A landlord may file a summary proceeding (landlord-tenant case) to recover possession of premises and/or to obtain a money judgment. A person who is renting a home, apartment, mobile home, or some other building from someone, is a tenant. A landlord is the person who is renting the home, apartment, mobile home, or some building. Both the tenant and the landlord have legal rights.

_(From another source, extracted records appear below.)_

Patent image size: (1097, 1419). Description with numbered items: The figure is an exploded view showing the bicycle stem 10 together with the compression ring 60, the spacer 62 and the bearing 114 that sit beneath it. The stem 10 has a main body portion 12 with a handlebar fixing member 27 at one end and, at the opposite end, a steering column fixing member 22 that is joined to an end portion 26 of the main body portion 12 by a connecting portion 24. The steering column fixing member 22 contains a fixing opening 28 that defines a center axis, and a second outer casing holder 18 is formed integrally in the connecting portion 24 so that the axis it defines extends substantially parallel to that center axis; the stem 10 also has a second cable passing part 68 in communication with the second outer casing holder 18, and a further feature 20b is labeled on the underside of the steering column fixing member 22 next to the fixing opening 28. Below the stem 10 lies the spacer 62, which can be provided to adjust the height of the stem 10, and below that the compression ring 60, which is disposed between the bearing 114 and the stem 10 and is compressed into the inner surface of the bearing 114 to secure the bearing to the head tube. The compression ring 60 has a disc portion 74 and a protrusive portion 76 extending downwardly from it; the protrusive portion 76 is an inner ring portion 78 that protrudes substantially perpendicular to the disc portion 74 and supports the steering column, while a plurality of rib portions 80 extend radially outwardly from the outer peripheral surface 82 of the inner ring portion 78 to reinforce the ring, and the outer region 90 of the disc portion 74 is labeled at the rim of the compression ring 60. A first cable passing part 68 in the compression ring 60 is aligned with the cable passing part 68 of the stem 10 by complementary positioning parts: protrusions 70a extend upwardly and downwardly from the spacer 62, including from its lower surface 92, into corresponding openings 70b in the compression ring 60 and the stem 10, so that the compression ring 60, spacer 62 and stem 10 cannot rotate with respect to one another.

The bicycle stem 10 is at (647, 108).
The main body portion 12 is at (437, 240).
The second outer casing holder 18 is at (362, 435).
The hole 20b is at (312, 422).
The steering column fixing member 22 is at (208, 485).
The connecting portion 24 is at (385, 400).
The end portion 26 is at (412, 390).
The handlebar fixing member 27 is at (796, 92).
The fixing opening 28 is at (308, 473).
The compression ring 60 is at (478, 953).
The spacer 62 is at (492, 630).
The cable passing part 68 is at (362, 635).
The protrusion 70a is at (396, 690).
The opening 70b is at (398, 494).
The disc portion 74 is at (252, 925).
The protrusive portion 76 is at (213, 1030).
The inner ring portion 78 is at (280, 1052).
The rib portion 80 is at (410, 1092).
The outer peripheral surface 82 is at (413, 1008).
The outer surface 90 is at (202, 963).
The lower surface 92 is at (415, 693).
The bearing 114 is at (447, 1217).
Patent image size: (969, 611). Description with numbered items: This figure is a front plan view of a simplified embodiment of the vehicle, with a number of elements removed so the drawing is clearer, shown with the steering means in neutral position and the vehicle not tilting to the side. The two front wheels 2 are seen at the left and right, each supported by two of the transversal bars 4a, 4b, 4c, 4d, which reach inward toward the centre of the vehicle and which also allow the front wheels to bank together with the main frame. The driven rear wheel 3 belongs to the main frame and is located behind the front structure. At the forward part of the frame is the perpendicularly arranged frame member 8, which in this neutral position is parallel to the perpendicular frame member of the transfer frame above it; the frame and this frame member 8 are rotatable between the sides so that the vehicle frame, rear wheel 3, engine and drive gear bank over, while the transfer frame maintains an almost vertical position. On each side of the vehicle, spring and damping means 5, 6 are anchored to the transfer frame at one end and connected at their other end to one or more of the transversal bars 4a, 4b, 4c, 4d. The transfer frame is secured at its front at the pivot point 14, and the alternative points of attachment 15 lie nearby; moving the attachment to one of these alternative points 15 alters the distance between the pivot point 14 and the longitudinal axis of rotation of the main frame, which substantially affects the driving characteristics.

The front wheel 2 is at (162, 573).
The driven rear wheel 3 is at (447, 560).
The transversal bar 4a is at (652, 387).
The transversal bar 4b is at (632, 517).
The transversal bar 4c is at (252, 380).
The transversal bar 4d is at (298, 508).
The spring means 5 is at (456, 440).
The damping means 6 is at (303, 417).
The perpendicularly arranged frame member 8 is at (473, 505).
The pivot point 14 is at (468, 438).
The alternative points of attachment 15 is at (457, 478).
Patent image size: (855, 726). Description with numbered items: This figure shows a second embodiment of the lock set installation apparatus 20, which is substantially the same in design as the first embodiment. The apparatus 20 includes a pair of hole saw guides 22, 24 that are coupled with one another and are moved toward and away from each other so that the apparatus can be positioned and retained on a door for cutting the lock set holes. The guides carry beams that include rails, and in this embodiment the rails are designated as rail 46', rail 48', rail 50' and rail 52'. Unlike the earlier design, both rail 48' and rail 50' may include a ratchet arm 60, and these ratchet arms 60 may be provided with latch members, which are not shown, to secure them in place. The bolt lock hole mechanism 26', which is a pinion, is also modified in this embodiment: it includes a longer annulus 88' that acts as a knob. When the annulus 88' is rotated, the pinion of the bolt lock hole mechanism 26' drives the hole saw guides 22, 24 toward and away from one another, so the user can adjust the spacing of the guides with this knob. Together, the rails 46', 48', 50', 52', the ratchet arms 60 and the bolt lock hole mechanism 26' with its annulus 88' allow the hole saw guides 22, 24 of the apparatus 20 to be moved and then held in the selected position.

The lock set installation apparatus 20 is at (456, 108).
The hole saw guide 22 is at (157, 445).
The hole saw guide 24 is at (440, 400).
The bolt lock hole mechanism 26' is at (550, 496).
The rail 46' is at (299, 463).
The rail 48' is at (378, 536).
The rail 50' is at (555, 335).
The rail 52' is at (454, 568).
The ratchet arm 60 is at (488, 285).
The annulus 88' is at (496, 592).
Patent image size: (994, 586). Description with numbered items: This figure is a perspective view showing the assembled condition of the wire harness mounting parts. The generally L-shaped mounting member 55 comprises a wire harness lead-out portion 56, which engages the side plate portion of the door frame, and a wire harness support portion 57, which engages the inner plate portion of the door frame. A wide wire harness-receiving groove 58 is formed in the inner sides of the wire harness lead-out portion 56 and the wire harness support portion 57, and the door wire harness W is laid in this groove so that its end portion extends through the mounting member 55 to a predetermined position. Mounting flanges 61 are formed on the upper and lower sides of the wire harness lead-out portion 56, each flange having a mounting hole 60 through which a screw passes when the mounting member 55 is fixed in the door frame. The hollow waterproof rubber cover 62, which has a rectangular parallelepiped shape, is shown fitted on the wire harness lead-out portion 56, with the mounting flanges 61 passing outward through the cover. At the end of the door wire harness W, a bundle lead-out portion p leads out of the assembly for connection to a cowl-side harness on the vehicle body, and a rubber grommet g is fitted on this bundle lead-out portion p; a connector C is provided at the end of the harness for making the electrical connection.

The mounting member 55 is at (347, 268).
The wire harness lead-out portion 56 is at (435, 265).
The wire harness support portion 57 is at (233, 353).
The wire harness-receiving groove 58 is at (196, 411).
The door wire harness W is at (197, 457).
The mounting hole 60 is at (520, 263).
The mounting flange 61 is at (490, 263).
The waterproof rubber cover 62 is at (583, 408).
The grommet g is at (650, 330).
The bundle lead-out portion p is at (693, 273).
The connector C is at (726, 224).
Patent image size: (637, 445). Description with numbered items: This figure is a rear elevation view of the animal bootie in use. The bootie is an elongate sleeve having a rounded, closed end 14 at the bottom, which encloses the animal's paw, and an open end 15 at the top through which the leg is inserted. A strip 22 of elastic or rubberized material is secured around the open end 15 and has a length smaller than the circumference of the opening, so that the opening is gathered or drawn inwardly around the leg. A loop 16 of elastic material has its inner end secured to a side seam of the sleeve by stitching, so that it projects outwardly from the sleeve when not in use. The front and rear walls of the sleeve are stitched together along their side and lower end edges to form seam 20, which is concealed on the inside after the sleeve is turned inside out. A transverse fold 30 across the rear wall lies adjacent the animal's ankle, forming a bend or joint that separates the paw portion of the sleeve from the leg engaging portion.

The 70th District Court handles a variety of cases involving problems between landlords and tenants. A tenant can be evicted from the property for failure to pay rent, termination of tenancy, health hazard termination, destruction of property and refusal to follow rules and regulations. For a further discussion please visit the State Court Administrators web site

Land Contract Forfeiture cases

An owner of property who is selling that property to another on a land contract may file a summary proceeding to forfeit the buyer's interest in the property and regain possession. The procedures for a land contract forfeiture are similar to landlord tenant cases. A buyer may be evicted from the premises after forfeiture of the property for violating terms of the contract such as non-payment of installment payments, or taxes, or failure to maintain insurance. For a further discussion of the procedures used, visit the State Court Administrators web site.


  Filing Fee Judicial Electronic Filing Fee Total
POSSESSION ONLY $ 45.00 $10.00 $ 55.00
Claims up to $600.00 $ 70.00 $20.00 $ 90.00
Claims $600.01 to $1,750.00 $ 90.00 $20.00 $110.00
Claims $1,750.01 to $10,000.00 $110.00 $20.00 $130.00
Claims $10,000.01 to $25,000.00 $195.00 $20.00 $215.00
Motion Fee $ 20.00    

Landlord - Tenant Forms

Forms for landlord tenant cases are available on the Forms page of this web site.

Notice: A corporation must be represented by an attorney. If the property is owned by a corporation, the owner may not appear in Court to present the case. Michigan law specifically prohibits a non-lawyer from representing the corporation in Court.